Para melhor compreender esta conclusão será necessário perceber que foi estabelecido no então n.º 6 do artigo 109. ° do Código do IRC, actual artigo 117.°, que a obrigação de apresentar a declaração periódica de rendimentos abrange as entidades isentas de IRC, quando estejam sujeitas a tributação autónoma. E para determinados efeitos – designadamente para efeitos das deduções previstas no n.º 2 do artigo 90. ° do Código do IRC ou do cálculo dos pagamentos por conta ou ainda do Resultado da Liquidação (artigo 92.°) - ficou, então, ao cuidado do intérprete e do aplicador da lei a tarefa de identificar a parte relevante de colecta do IRC. Isto extraindo dos normativos aplicáveis um sentido útil, literalmente possível, que permita uma solução coerente e conforme com a natureza e funções atribuídas a cada componente do imposto. Pois bem, é aqui que há que ter cautela.
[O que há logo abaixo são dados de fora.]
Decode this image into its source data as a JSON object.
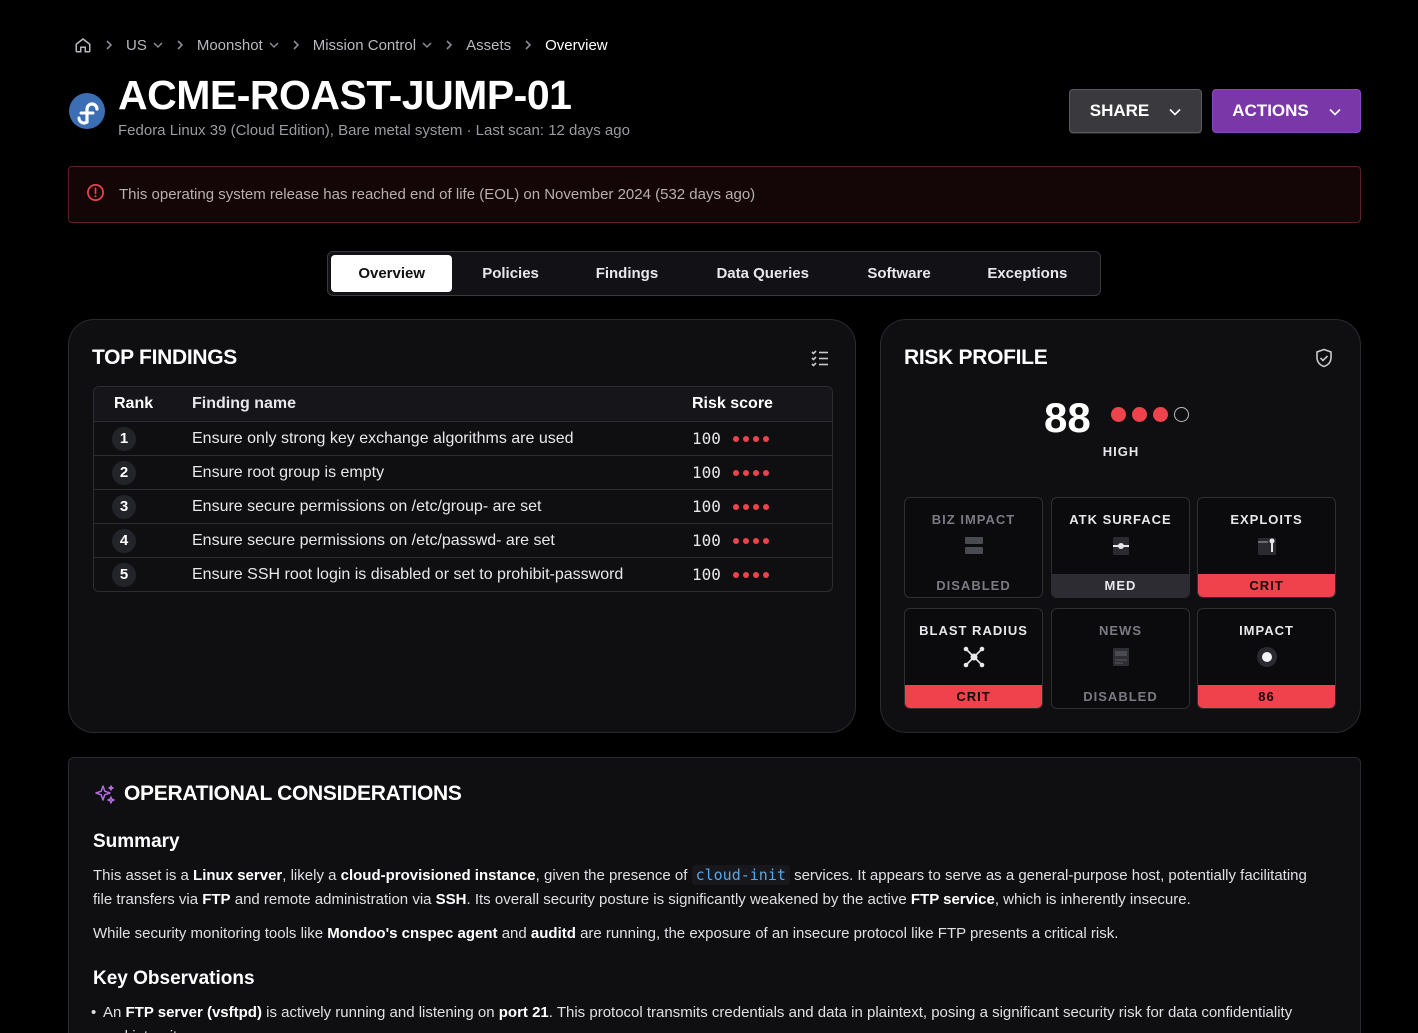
{
  "breadcrumb": {
    "items": [
      {
        "label": "US",
        "dropdown": true
      },
      {
        "label": "Moonshot",
        "dropdown": true
      },
      {
        "label": "Mission Control",
        "dropdown": true
      },
      {
        "label": "Assets",
        "dropdown": false
      },
      {
        "label": "Overview",
        "dropdown": false
      }
    ]
  },
  "asset": {
    "title": "ACME-ROAST-JUMP-01",
    "subtitle": "Fedora Linux 39 (Cloud Edition), Bare metal system · Last scan: 12 days ago",
    "logo_icon": "fedora-logo"
  },
  "header_buttons": {
    "share": "SHARE",
    "actions": "ACTIONS"
  },
  "eol_banner": {
    "text": "This operating system release has reached end of life (EOL) on November 2024 (532 days ago)"
  },
  "tabs": [
    {
      "label": "Overview",
      "active": true
    },
    {
      "label": "Policies",
      "active": false
    },
    {
      "label": "Findings",
      "active": false
    },
    {
      "label": "Data Queries",
      "active": false
    },
    {
      "label": "Software",
      "active": false
    },
    {
      "label": "Exceptions",
      "active": false
    }
  ],
  "top_findings": {
    "title": "TOP FINDINGS",
    "columns": [
      "Rank",
      "Finding name",
      "Risk score"
    ],
    "rows": [
      {
        "rank": "1",
        "name": "Ensure only strong key exchange algorithms are used",
        "score": "100",
        "dots": 4
      },
      {
        "rank": "2",
        "name": "Ensure root group is empty",
        "score": "100",
        "dots": 4
      },
      {
        "rank": "3",
        "name": "Ensure secure permissions on /etc/group- are set",
        "score": "100",
        "dots": 4
      },
      {
        "rank": "4",
        "name": "Ensure secure permissions on /etc/passwd- are set",
        "score": "100",
        "dots": 4
      },
      {
        "rank": "5",
        "name": "Ensure SSH root login is disabled or set to prohibit-password",
        "score": "100",
        "dots": 4
      }
    ]
  },
  "risk_profile": {
    "title": "RISK PROFILE",
    "score": "88",
    "filled_dots": 3,
    "total_dots": 4,
    "level": "HIGH",
    "tiles": [
      {
        "label": "BIZ IMPACT",
        "value": "DISABLED",
        "state": "disabled",
        "icon": "server-icon"
      },
      {
        "label": "ATK SURFACE",
        "value": "MED",
        "state": "med",
        "icon": "slider-icon"
      },
      {
        "label": "EXPLOITS",
        "value": "CRIT",
        "state": "crit",
        "icon": "exploit-icon"
      },
      {
        "label": "BLAST RADIUS",
        "value": "CRIT",
        "state": "crit",
        "icon": "blast-radius-icon"
      },
      {
        "label": "NEWS",
        "value": "DISABLED",
        "state": "disabled",
        "icon": "news-icon"
      },
      {
        "label": "IMPACT",
        "value": "86",
        "state": "crit",
        "icon": "impact-icon"
      }
    ]
  },
  "operational": {
    "title": "OPERATIONAL CONSIDERATIONS",
    "summary_heading": "Summary",
    "summary_p1": {
      "t1": "This asset is a ",
      "b1": "Linux server",
      "t2": ", likely a ",
      "b2": "cloud-provisioned instance",
      "t3": ", given the presence of ",
      "code": "cloud-init",
      "t4": " services. It appears to serve as a general-purpose host, potentially facilitating file transfers via ",
      "b3": "FTP",
      "t5": " and remote administration via ",
      "b4": "SSH",
      "t6": ". Its overall security posture is significantly weakened by the active ",
      "b5": "FTP service",
      "t7": ", which is inherently insecure."
    },
    "summary_p2": {
      "t1": "While security monitoring tools like ",
      "b1": "Mondoo's cnspec agent",
      "t2": " and ",
      "b2": "auditd",
      "t3": " are running, the exposure of an insecure protocol like FTP presents a critical risk."
    },
    "key_heading": "Key Observations",
    "obs1": {
      "t1": "An ",
      "b1": "FTP server (vsftpd)",
      "t2": " is actively running and listening on ",
      "b2": "port 21",
      "t3": ". This protocol transmits credentials and data in plaintext, posing a significant security risk for data confidentiality and integrity."
    }
  },
  "colors": {
    "accent_purple": "#7a37a8",
    "critical_red": "#f0424d"
  }
}
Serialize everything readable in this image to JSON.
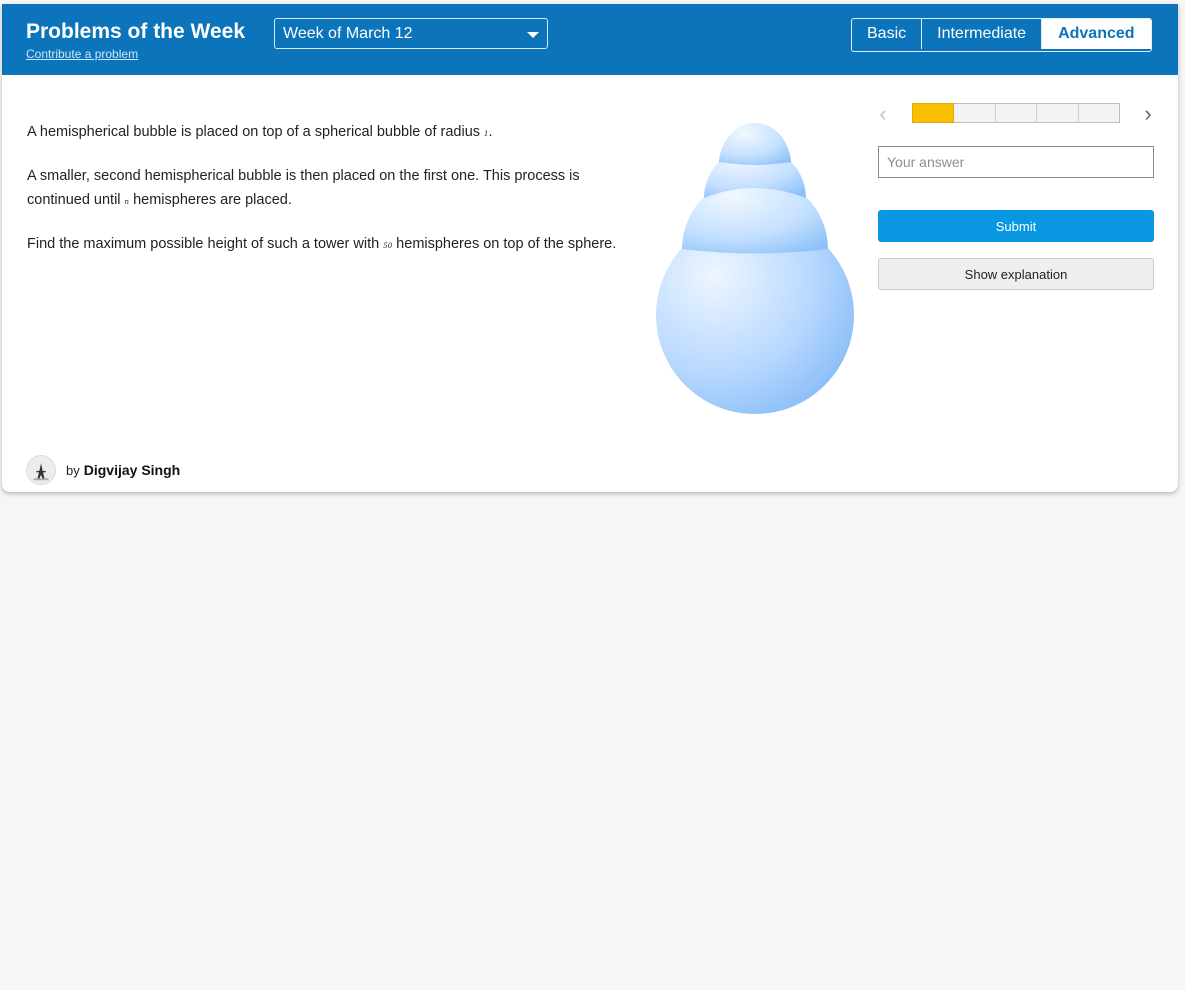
{
  "header": {
    "title": "Problems of the Week",
    "contribute_link": "Contribute a problem",
    "week_select": {
      "selected": "Week of March 12"
    },
    "levels": [
      {
        "label": "Basic",
        "active": false
      },
      {
        "label": "Intermediate",
        "active": true
      },
      {
        "label": "Advanced",
        "active": true
      }
    ]
  },
  "problem": {
    "p1_before": "A hemispherical bubble is placed on top of a spherical bubble of radius ",
    "p1_math": "1",
    "p1_after": ".",
    "p2_before": "A smaller, second hemispherical bubble is then placed on the first one. This process is continued until ",
    "p2_math": "n",
    "p2_after": " hemispheres are placed.",
    "p3_before": "Find the maximum possible height of such a tower with ",
    "p3_math": "50",
    "p3_after": " hemispheres on top of the sphere."
  },
  "sidebar": {
    "prev_icon": "chevron-left-icon",
    "next_icon": "chevron-right-icon",
    "progress": {
      "current": 1,
      "total": 5
    },
    "answer_placeholder": "Your answer",
    "submit_label": "Submit",
    "explanation_label": "Show explanation"
  },
  "author": {
    "by_label": "by",
    "name": "Digvijay Singh",
    "avatar_icon": "eiffel-tower-avatar"
  },
  "colors": {
    "header_bg": "#0b74ba",
    "page_bg": "#f6f6f6",
    "submit_bg": "#0a97e2",
    "progress_fill": "#f9c000"
  }
}
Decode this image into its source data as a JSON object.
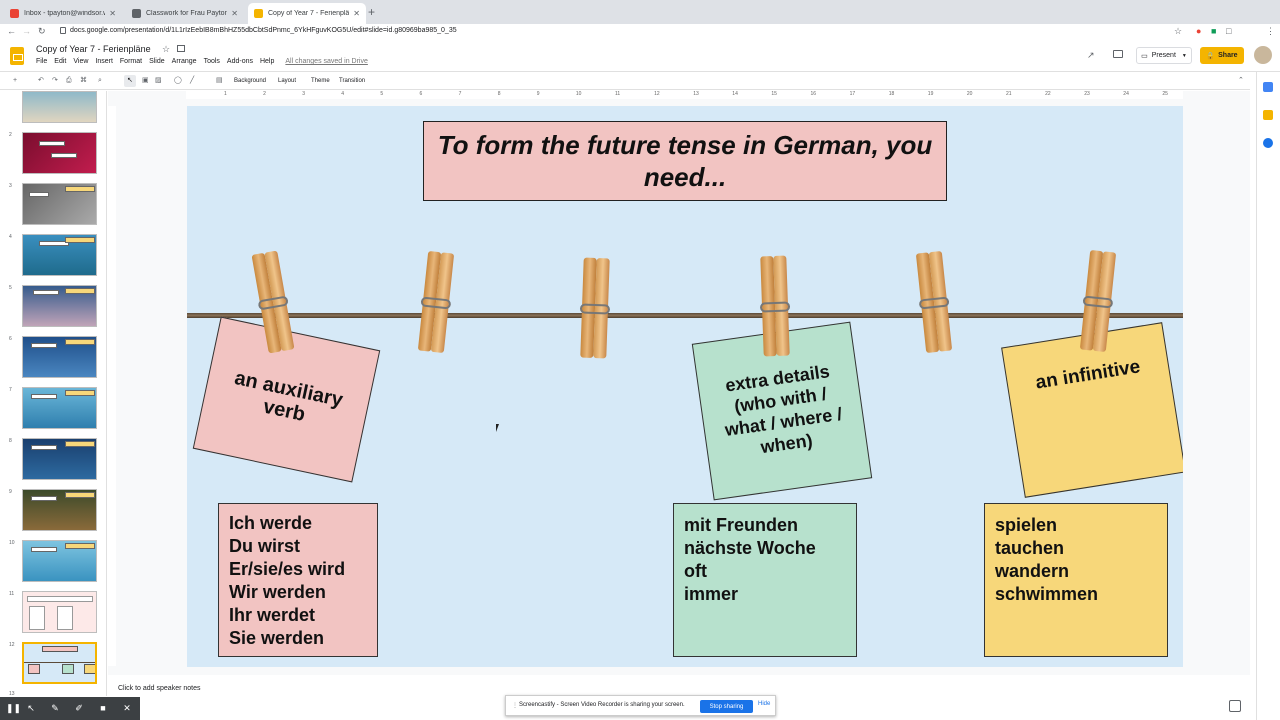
{
  "browser": {
    "tabs": [
      {
        "label": "Inbox - tpayton@windsor.wind...",
        "color": "#ea4335"
      },
      {
        "label": "Classwork for Frau Payton 7L...",
        "color": "#5f6368"
      },
      {
        "label": "Copy of Year 7 - Ferienpläne -...",
        "color": "#f4b400"
      }
    ],
    "new_tab": "+",
    "url": "docs.google.com/presentation/d/1L1rIzEebIB8mBhHZ55dbCbtSdPnmc_6YkHFguvKOG5U/edit#slide=id.g80969ba985_0_35"
  },
  "app": {
    "title": "Copy of Year 7 - Ferienpläne",
    "menus": [
      "File",
      "Edit",
      "View",
      "Insert",
      "Format",
      "Slide",
      "Arrange",
      "Tools",
      "Add-ons",
      "Help"
    ],
    "saved_status": "All changes saved in Drive",
    "present_label": "Present",
    "share_label": "Share"
  },
  "toolbar": {
    "background": "Background",
    "layout": "Layout",
    "theme": "Theme",
    "transition": "Transition"
  },
  "ruler": {
    "h_numbers": [
      "1",
      "2",
      "3",
      "4",
      "5",
      "6",
      "7",
      "8",
      "9",
      "10",
      "11",
      "12",
      "13",
      "14",
      "15",
      "16",
      "17",
      "18",
      "19",
      "20",
      "21",
      "22",
      "23",
      "24",
      "25"
    ]
  },
  "filmstrip": {
    "numbers": [
      "2",
      "3",
      "4",
      "5",
      "6",
      "7",
      "8",
      "9",
      "10",
      "11",
      "12",
      "13"
    ],
    "selected": "12"
  },
  "slide": {
    "title": "To form the future tense in German, you need...",
    "notes": {
      "auxiliary": "an auxiliary verb",
      "extra": "extra details (who with / what / where / when)",
      "infinitive": "an infinitive"
    },
    "lists": {
      "werden": [
        "Ich werde",
        "Du wirst",
        "Er/sie/es wird",
        "Wir werden",
        "Ihr werdet",
        "Sie werden"
      ],
      "details": [
        "mit Freunden",
        "nächste Woche",
        "oft",
        "immer"
      ],
      "infinitives": [
        "spielen",
        "tauchen",
        "wandern",
        "schwimmen"
      ]
    },
    "colors": {
      "background": "#d6e9f7",
      "pink": "#f2c4c2",
      "green": "#b7e1cd",
      "yellow": "#f7d77a"
    }
  },
  "speaker_notes": "Click to add speaker notes",
  "screencastify": {
    "message": "Screencastify - Screen Video Recorder is sharing your screen.",
    "stop": "Stop sharing",
    "hide": "Hide"
  }
}
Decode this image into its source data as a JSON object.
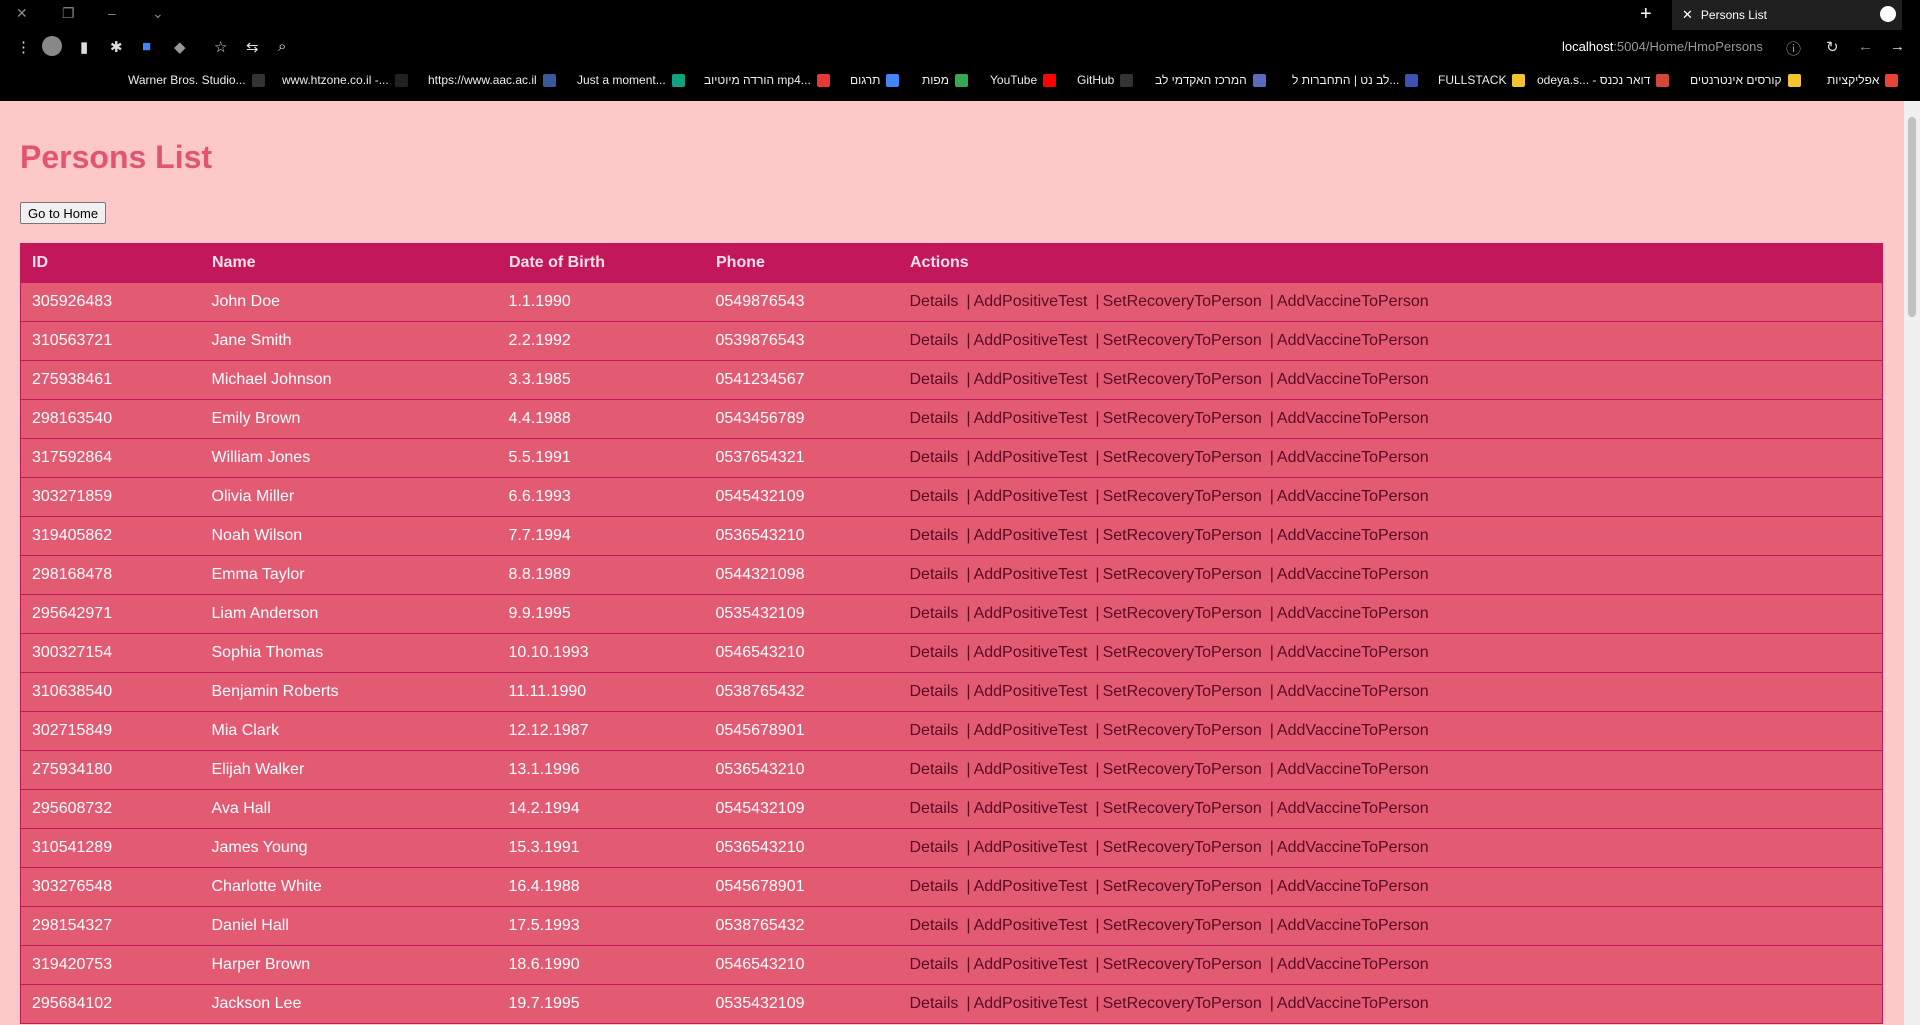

Quando se trata das deduções previstas no n.º 2 do artigo 90.° do Código IRC, parece defender a Requerente que a expressão “montante apurado nos termos do número anterior” deva ser entendida como abrangendo o somatório do montante do IRC, apurado sobre a matéria colectável determinada segundo as regras do capítulo III e às taxas previstas no artigo 87.° do mesmo Código, e o montante das tributações autónomas, calculado com base nas regras previstas no artigo 88.°. Ora, o resultado desta interpretação implicaria desde logo e de uma forma muito singela que na base de cálculo dos pagamentos por conta definida no n.º 1 do artigo 105.º do Código do IRC, e em termos idênticos aos utilizados no n.º 2 do artigo 90. °, fossem incluídas as tributações autónomas. Com efeito, para a base de cálculo dos pagamentos por conta apenas é considerado o IRC apurado com base na matéria colectável determinada segundo as regras do capítulo III e as taxas do artigo 87.º do respectivo Código. E aqui não há qualquer diferendo nem na Doutrina nem na jurisprudência. Pois que, é de salientar que a coerência e adequação deste entendimento alicerça-se na própria natureza dos pagamentos por conta do imposto devido a final, os quais, de acordo com a definição do artigo 33.° da LGT são “as entregas pecuniárias antecipadas que sejam efectuadas pelos sujeitos passivos no período de formação do facto tributário”, constituindo uma “(...) forma de aproximação do momento da cobrança ao do da percepção do rendimento de modo a colmatar as situações em que essa aproximação não pode efectivar-se através das retenções na fonte”. Portanto, só faz sentido concluir que a respectiva base de cálculo corresponda ao montante da colecta do IRC resultante da matéria colectável que se identifica com o lucro/rendimento do exercício do sujeito passivo.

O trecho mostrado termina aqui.